Even then, it took another few years before Android was good enough to go toe to toe with iOS, Apple’s mobile operating system.
But it’s no longer about being just as good as Apple. You have to be better. Competitors have built upon the foundation Apple laid in mobile and are now leapfrogging it with bunch of useful features you can’t find on iPhones and iPads.
The evidence is everywhere, but it’s most apparent in products made by Apple’s biggest mobile rival, Samsung.

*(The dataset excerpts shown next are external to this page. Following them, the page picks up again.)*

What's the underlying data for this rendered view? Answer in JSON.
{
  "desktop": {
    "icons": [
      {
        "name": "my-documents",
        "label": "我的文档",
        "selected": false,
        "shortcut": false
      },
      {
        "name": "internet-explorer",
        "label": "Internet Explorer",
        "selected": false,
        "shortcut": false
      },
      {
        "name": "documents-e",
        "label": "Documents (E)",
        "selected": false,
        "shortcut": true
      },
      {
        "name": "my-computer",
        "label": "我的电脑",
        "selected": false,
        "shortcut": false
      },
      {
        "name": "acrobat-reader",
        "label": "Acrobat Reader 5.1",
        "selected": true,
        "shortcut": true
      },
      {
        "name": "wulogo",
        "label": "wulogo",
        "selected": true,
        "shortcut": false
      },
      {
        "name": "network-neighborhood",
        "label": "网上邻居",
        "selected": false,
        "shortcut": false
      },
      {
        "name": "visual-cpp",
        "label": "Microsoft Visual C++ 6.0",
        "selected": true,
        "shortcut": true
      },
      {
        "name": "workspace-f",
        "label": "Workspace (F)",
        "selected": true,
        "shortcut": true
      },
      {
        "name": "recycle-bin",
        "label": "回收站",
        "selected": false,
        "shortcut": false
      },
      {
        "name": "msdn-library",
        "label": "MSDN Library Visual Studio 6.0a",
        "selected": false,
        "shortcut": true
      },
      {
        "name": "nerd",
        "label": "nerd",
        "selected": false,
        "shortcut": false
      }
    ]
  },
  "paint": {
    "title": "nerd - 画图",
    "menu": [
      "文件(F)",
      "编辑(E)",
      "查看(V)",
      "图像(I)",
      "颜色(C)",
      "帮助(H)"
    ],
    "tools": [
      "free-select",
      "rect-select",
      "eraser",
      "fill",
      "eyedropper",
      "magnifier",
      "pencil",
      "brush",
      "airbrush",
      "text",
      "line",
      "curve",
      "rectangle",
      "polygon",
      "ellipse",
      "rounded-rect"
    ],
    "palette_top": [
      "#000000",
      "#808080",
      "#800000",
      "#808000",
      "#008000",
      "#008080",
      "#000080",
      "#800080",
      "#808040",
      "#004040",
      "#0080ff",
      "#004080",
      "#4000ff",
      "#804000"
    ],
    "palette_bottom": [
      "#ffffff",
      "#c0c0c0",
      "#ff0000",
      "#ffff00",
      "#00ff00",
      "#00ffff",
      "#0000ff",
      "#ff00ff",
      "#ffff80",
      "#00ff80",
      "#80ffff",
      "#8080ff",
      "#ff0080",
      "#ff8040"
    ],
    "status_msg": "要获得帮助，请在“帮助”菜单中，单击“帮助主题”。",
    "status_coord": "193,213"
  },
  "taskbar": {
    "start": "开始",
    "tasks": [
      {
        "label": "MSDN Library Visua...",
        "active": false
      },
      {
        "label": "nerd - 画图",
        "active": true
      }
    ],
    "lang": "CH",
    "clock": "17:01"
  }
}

By now, Samsung’s Galaxy devices have become synonymous with Android, to the point that the manufacturer has more brand recognition than any other phone or tablet running Google’s operating system. A lot of that has to do with Samsung’s massive marketing budget, but you can’t ignore the fact that the company has innovated a lot by creating popular new product categories that Apple is wary to try.
The best example of this is the Galaxy Note, a smartphone-tablet hybrid with a giant screen. When that device first hit the United States about a year ago, critics (including me) slammed the device for being too large. It couldn’t fit comfortably in your pocket. It was really thick. And it came with a stylus, that relic of the Palm Pilot era, making the Note feel like a step backward.
None of that mattered. Samsung sold at least 10 million Galaxy Notes. The company came out with an updated version with an even larger screen called the Galaxy Note II a few months later and sold another 5 million (at last count), a very big achievement for a single Android device.
But more importantly, Samsung created a new category of smartphone that people didn’t even know they wanted, much like Apple did when it released the first iPhone.
Samsung isn’t afraid to tout its cool factor either. Since the first commercial debuted in late 2011, you’ve probably seen those “Next Big Thing” ads that make fun of starry-eyed Apple fans waiting in line for the next iPhone. Whether it’s boasting about the bigger screens or sharing content by tapping phones together, Samsung seems content to blast Apple for its stuffiness while showing in a practical context what its devices can do.
On the software side of things, Samsung is taking advantage of its mobile devices’ processing power to layer premium features on top of Android, such as the ability to run two apps at once in a split screen or separate window. Samsung’s best tablet, the Galaxy Note 10.1, can do all that plus take advantage of a stylus so you can draw and take notes on the screen.
There is a downside to the split-screen thing, however. Developers have to tweak their apps to work in split-screen mode on the Note 10.1. There are only about 20 apps right now that can do it.